On March 23, 2020, the President delegated to the Secretary of the Department of Health and Human Services the power to designate materials as scarce, and the Secretary thereafter designated certain health and medical resources as scarce, including ventilators, N-95 and other respirators, surgical masks, face shields and gloves (the “Designated Materials”). Consistent with these developments, U.S. Attorney General William Barr has advised all U.S. Attorneys that the Justice Department “will aggressively pursue bad actors who amass critical supplies either far beyond what they could use or for the purpose of profiteering.” 

Defendant’s Alleged DPA Violations

According to the Complaint, before March 2020, Defendant exclusively engaged in the business of selling sneakers, clothing and other apparel. In mid-March 2020, however, he began to designate a portion of his retail space to “COVID-19 Essentials,” where he allegedly sold N-95 respirators, surgical masks, face shields, medical gowns and clinical-grade sanitizing and disinfecting products to the public, and he allegedly advertised the same through social media websites such as Instagram.

On April 14, 2020, a search conducted of Defendant’s retail premises revealed quantities of Designated Materials that the Complaint alleges “far exceed[] the reasonable demands of [Defendant’s] sneaker and apparel business,” including, among several others, more than 21,000 KN-95 respirator face masks, 75,500 surgical masks, more than 5,000 face shields, more than 2,400 full body isolation suits, and more than 700,000 disposable vinyl gloves. 
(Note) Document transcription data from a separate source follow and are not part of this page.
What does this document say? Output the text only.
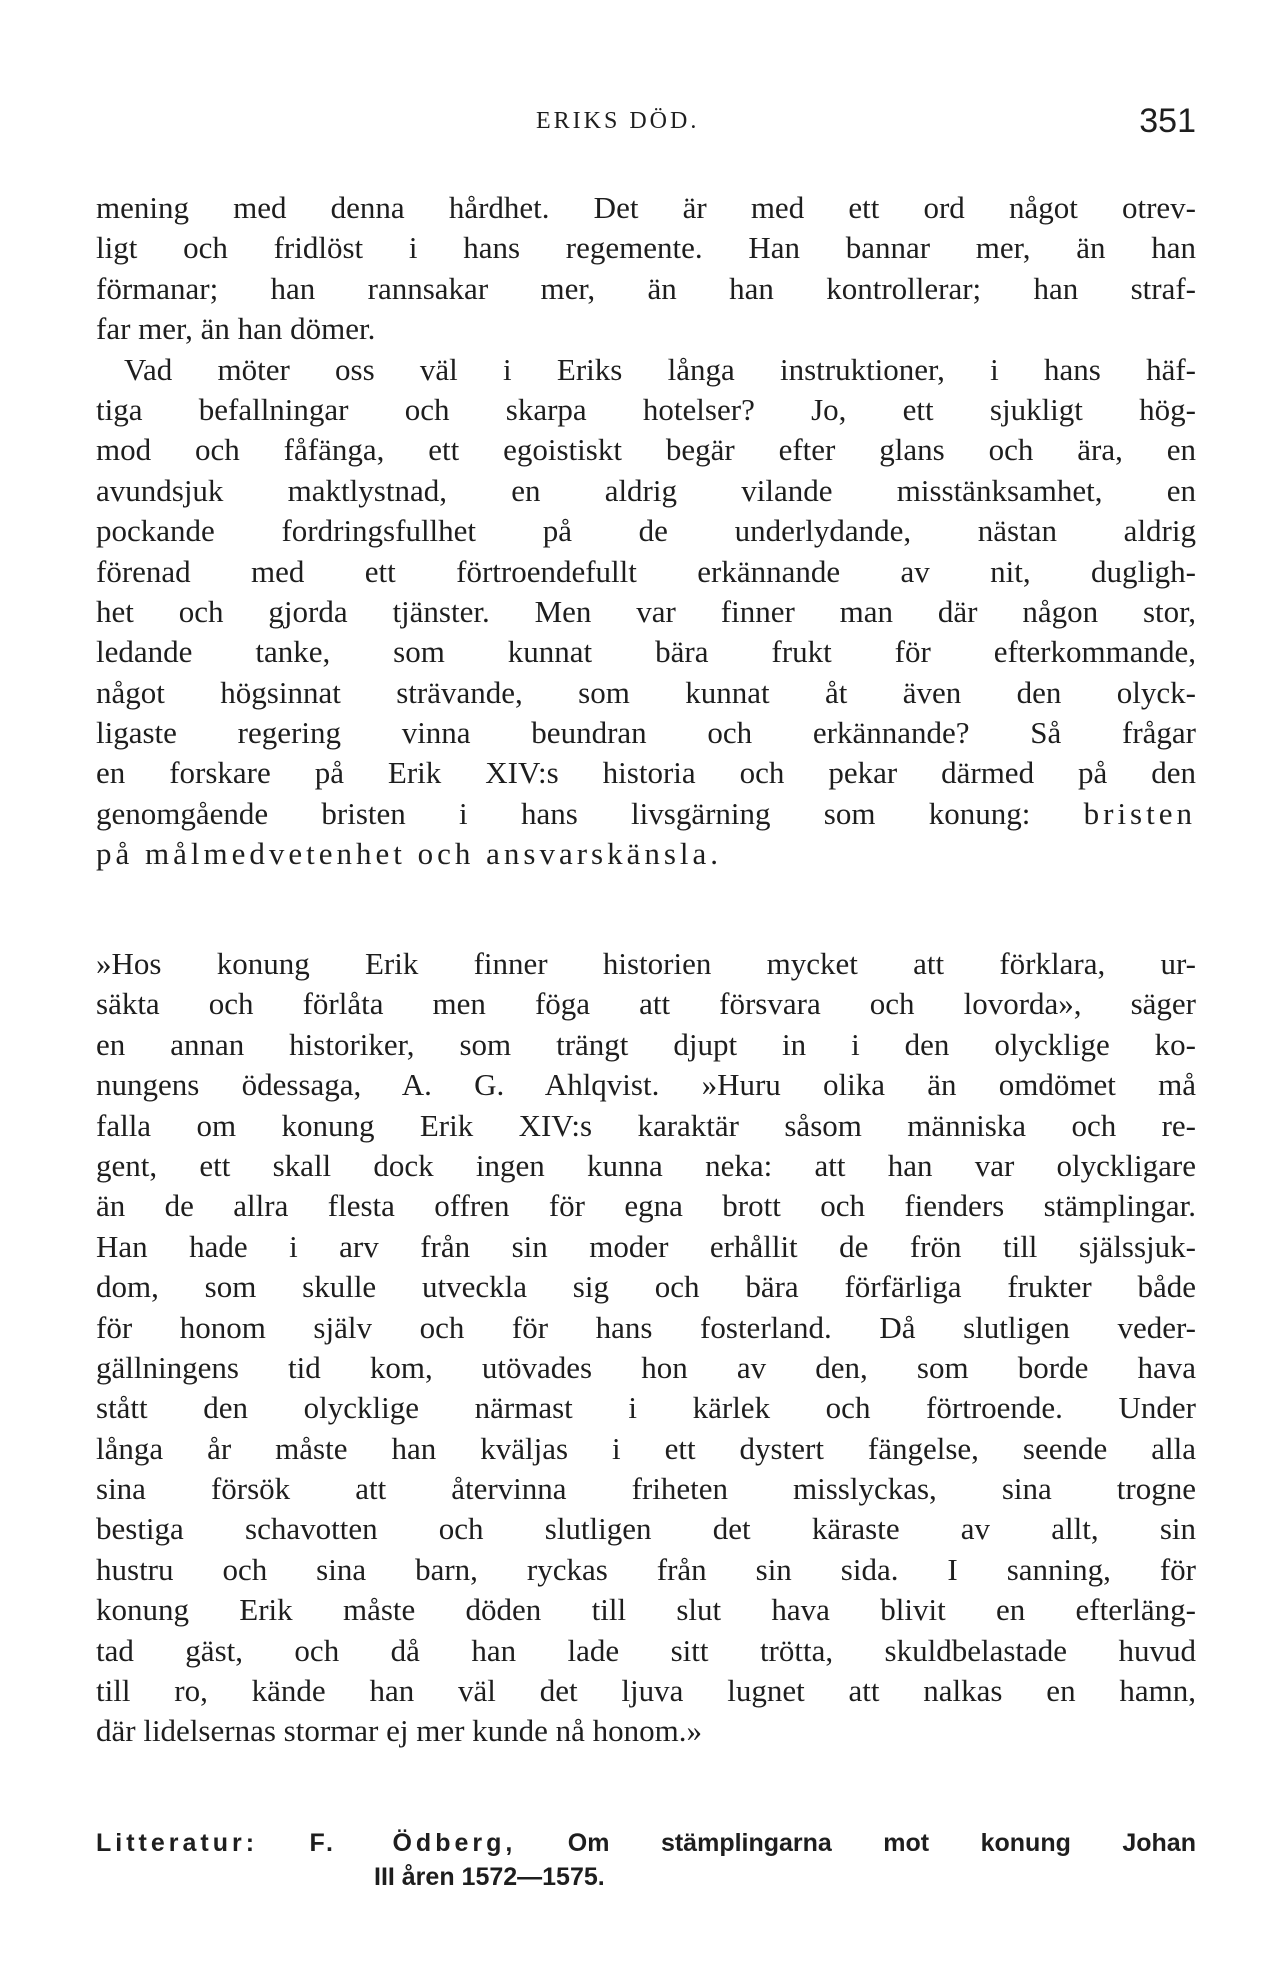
ERIKS DÖD.	351
mening med denna hårdhet. Det är med ett ord något otrev-
ligt och fridlöst i hans regemente. Han bannar mer, än han
förmanar; han rannsakar mer, än han kontrollerar; han straf-
far mer, än han dömer.
Vad möter oss väl i Eriks långa instruktioner, i hans häf-
tiga befallningar och skarpa hotelser? Jo, ett sjukligt hög-
mod och fåfänga, ett egoistiskt begär efter glans och ära, en
avundsjuk maktlystnad, en aldrig vilande misstänksamhet, en
pockande fordringsfullhet på de underlydande, nästan aldrig
förenad med ett förtroendefullt erkännande av nit, dugligh-
het och gjorda tjänster. Men var finner man där någon stor,
ledande tanke, som kunnat bära frukt för efterkommande,
något högsinnat strävande, som kunnat åt även den olyck-
ligaste regering vinna beundran och erkännande? Så frågar
en forskare på Erik XIV:s historia och pekar därmed på den
genomgående bristen i hans livsgärning som konung: bristen
på målmedvetenhet och ansvarskänsla.
»Hos konung Erik finner historien mycket att förklara, ur-
säkta och förlåta men föga att försvara och lovorda», säger
en annan historiker, som trängt djupt in i den olycklige ko-
nungens ödessaga, A. G. Ahlqvist. »Huru olika än omdömet må
falla om konung Erik XIV:s karaktär såsom människa och re-
gent, ett skall dock ingen kunna neka: att han var olyckligare
än de allra flesta offren för egna brott och fienders stämplingar.
Han hade i arv från sin moder erhållit de frön till själssjuk-
dom, som skulle utveckla sig och bära förfärliga frukter både
för honom själv och för hans fosterland. Då slutligen veder-
gällningens tid kom, utövades hon av den, som borde hava
stått den olycklige närmast i kärlek och förtroende. Under
långa år måste han kväljas i ett dystert fängelse, seende alla
sina försök att återvinna friheten misslyckas, sina trogne
bestiga schavotten och slutligen det käraste av allt, sin
hustru och sina barn, ryckas från sin sida. I sanning, för
konung Erik måste döden till slut hava blivit en efterläng-
tad gäst, och då han lade sitt trötta, skuldbelastade huvud
till ro, kände han väl det ljuva lugnet att nalkas en hamn,
där lidelsernas stormar ej mer kunde nå honom.»
Litteratur: F. Ödberg, Om stämplingarna mot konung Johan
III åren 1572—1575.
In so charging Defendant, the Government dubiously presumed that his business model (the sale of shoes and clothes) was either unable to change, or legally incapable of changing, to meet the demands of an evolving marketplace. While the alleged quantities of Designated Materials likely are excessive for the demands of a shoe and clothing business, such quantities may not be excessive for the demands of a new or existing business whose model is, or has become, centered on the re-sale of PPE acquired in bulk at wholesale prices.

The Complaint further alleges that Defendant re-sold the materials “in excess of prevailing market prices.” For example, Defendant allegedly resold N-95 respirator masks at an alleged 59% to 99% markup, and disposable face masks at an alleged markup of 1,328%. However, the Complaint does not specifically allege what the “prevailing market prices” are for the Designated Materials, and instead calculates the alleged “markups” at which Defendant was re-selling the materials using the (presumably wholesale) price at which he originally obtained them as a baseline.

The Government’s charges rely on two questionable assumptions that may not withstand judicial scrutiny: (1) the “prevailing market prices” are determined by the prices at which Designated Materials may be acquired in the wholesale market; and (2) businesses that change their business models to accommodate the demands of the market during a crisis are suspect. Indeed, it could certainly be the case, for example, that the quantities of Designated Materials that Defendant had acquired were appropriate for the reasonable demands of his business’s newfound purpose of re-selling PPE, and that the prices at which he was reselling the same were, in fact, the prevailing prices at which the materials may be acquired in the consumer marketplace in the U.S. Notably, the Complaint does not allege where or how Defendant purchased the materials, nor does it allege any facts pertaining to Defendant’s customer base.

Be that as it may, the Government’s Complaint underscores that it intends to vigorously prosecute individuals believed to be hoarding or price gouging the Designated Materials. Business owners whose businesses are presently engaged in the re-sale of PPE should, therefore, seek legal counsel to ensure compliance not only with the strictures of the DPA, but also with local consumer protection and anti-price gouging laws and rules, so as to minimize the possibility of becoming the subject of a state and/or federal investigation.